[What Scares You?]
There’s a cacophony of carnival music that precedes the suddenly bobbing clown’s head. Both Rita and Astor jump, clinging to me. It’s an odd feeling, being someone’s life raft and my first instinct is to shake them off. Their screams are followed by laughter which is a reaction I’ve never understood.
“Aren’t you scared, Dexter?” Astor asks.
“Nuh uh. Dexter’s not ‘fraid of nothing,” Cody champions me. That’s right, Daring Death Defying Dexter has a champion in the form of a seven year old boy. If they only knew.
“Anything,” Rita corrects, beaming a smile at me. To the victor goes the spoils; apparently I am the victor.
“Not the same sorts of things most people are,” I finally respond to Astor as we exit the haunted house.

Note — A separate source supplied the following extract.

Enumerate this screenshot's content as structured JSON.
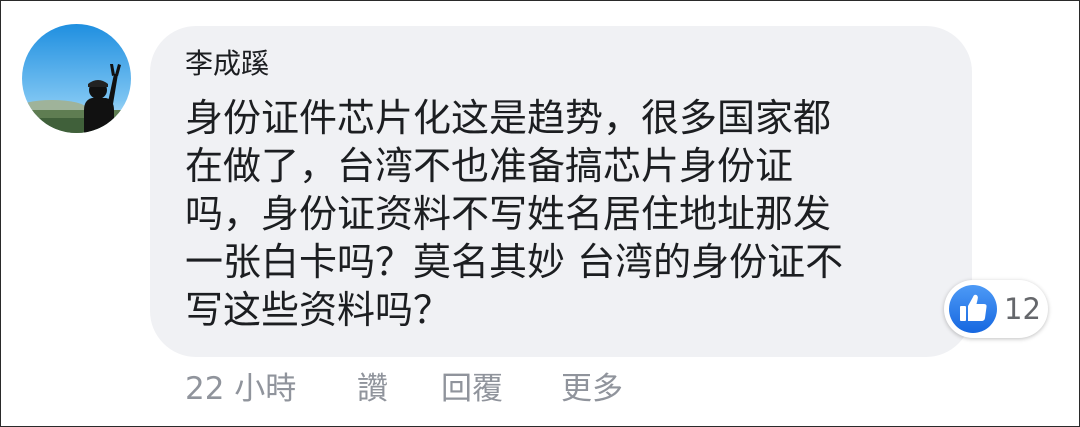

“Because of your job?” Astor probes. The older she gets the more curious and persistent her questions get. She gives me a look that is curious and reminiscent of her mother. I can only hope Rita does not develop the same habit of interrogation. I shrug in answer because it seems as good a guess as any. I suppose
normal people in my job would not be scared of the same sort of things most people are but then I don’t know anyone normal in my profession. The real answer is, of course, I’m scarier than any monster a haunted house could produce.
“Astor, honey, let Dexter be,” Rita chides and it seems she will not be picking up her daughters new hobby or perhaps Rita sees something in me that should be left alone. Something Astor does not. “Let’s find something else to do.” I’ll have to remember that distraction works as a means of sidelining Astor.
“A jail!” Cody explains, jumping and pointing to something that is really just an animal pen with a poster board above it. Other parents are already serving time jailed for crimes that only the children can imagine. My heart sinks because I’ve an inkling of what is coming to me.
“Let’s put Dexter in jail!”
Once again, my instincts are right on the mark. As Cody pays the required ticket and the door shuts behind Dear Daddy Dexter I can’t help but think now he’s found my fear. I turn to look out the bars at Rita, Astor and Cody and I realize perhaps, for the first time in my life, my fear is based on a bit more than merely being locked in. It’s also the idea of being locked out.
Dangerous Dexter has become partially Domesticated Dexter and neither of us like being locked in, locked out and away from the world; away from the people, living and only living for now, that make up our world.